Every NFL fanatic has an offseason routine. When our team’s season ends (for Panther fans, this process started when “Matt Moore” and “starting quarterback” were uttered in the same sentence) we start looking at potential free agent pick-ups. We start watching college football games like recruiters and critique everything a player does because we know he has a chance to be drafted to our team. And we also wait for the NFL to release the forthcoming year’s schedule. Once it’s out, we skim through it like homework we don’t want to do and look for key words: @ New England, vs. New Orleans. But for every Baltimore and Pittsburgh fan we look for two dates first and base our entire season around it.
When Baltimore’s schedule was released, I was perusing schedule and saw “Week 4, @ Pittsburgh” and “Week 13 vs. Pittsburgh,” and then started guessing what the Ravens’ record would be in both meetings, trying to figure how important each would be. But I then realized, who cares? Every game between the Ravens and the Steelers is huge.
Back in 2007, Baltimore had an awful season. Started 4-2, lost eight straight — including an overtime loss to the 1-15 Dolphins that year — and then Pittsburgh came to town. The Steelers were well on their way to the playoffs and the Ravens had nothing left to play for. But, it was the Steelers. Our record didn’t matter at the time. It didn’t matter that Troy Smith was starting the game as a rookie. All that mattered was that Baltimore won; if Baltimore wins, and the Ravens finish with five wins and I’m somewhat satisfied. And Baltimore won.
It was in 2005 that I fully understood the significance of this rivalry. Back then, Steelers fans loved Roethlisberger. He was a fat kid out of a mid-major conference who had a knack for winning. Again, the Ravens were having a rough season due to injuries and Kyle Boller and had to travel to Pittsburgh on a Monday night. I thought for sure Baltimore was going to get blown out. But they didn’t. The game came down to a late field goal by Jeff Reed, who still made them back then, and Baltimore lost 20-19.
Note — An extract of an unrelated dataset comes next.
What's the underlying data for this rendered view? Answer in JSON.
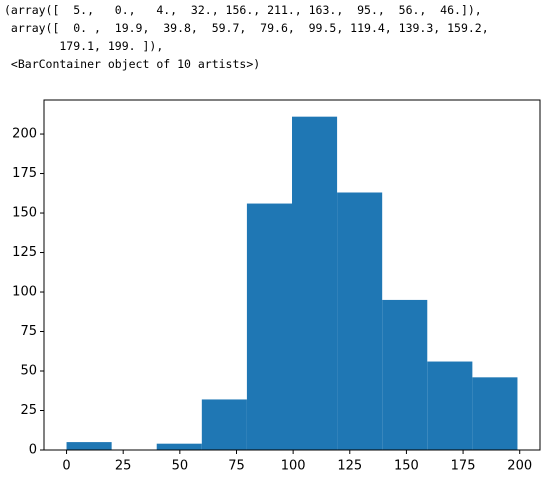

It didn’t matter that Ray Lewis didn’t play that game. It didn’t matter that Kyle Boller was Kyle Boller. It was just Ravens vs. Steelers. This rivalry has always been about the teams, not specific players. When the Pats play the Colts each year it’s more Brady vs. Manning than it is Pats vs. Colts. When the Ravens play the Steelers, it’s about hard hits, strong defense, genuine hatred and field goals.
Tonight’s game is no different. It’s huge. Division supremacy is at stake. Money is at stake if you’re gambling or James Harrison. The winner will be sitting atop the AFC North with the playoffs in sight. The loser will have to rebound quickly, forget about the loss and look to next week because Wild Card spots aren’t guaranteed.
It’s games like these that make me think Vince McMahon has successfully taken over the world and scripts everything he can. You couldn’t ask for a better plot: two 8-3 teams that loath each other, a primetime game in December and there might even be some snow. It’s going to be the best game of the week because it’s the best rivalry in football. I don’t care what any Redskins or Cowboys fan says. Nothing beats a Ravens-Steelers game.
Tonight is going to feel like a playoff game. The atmosphere is going be incredible. It’s such a big game, I passed up a free ticket to the Maryland-Temple basketball game tonight. I don’t know what’s going to happen or who’s going to win but I do know it’s going to set the stage for the rest of season, not just for Baltimore and Pittsburgh, but the entire AFC.
I don’t think the outcome of tonight’s game will force any Ravens or Steelers fan to start the offseason routine early, but I do know that UCLA safety Rahim Moore or Utah corner Brandon Burton would be a great addition to the Ravens’ secondary. And Wisconsin tackle Gabe Carimi or Florida guard Mike Pouncey could help Pittsburgh’s offensive line problems. Just a few observations.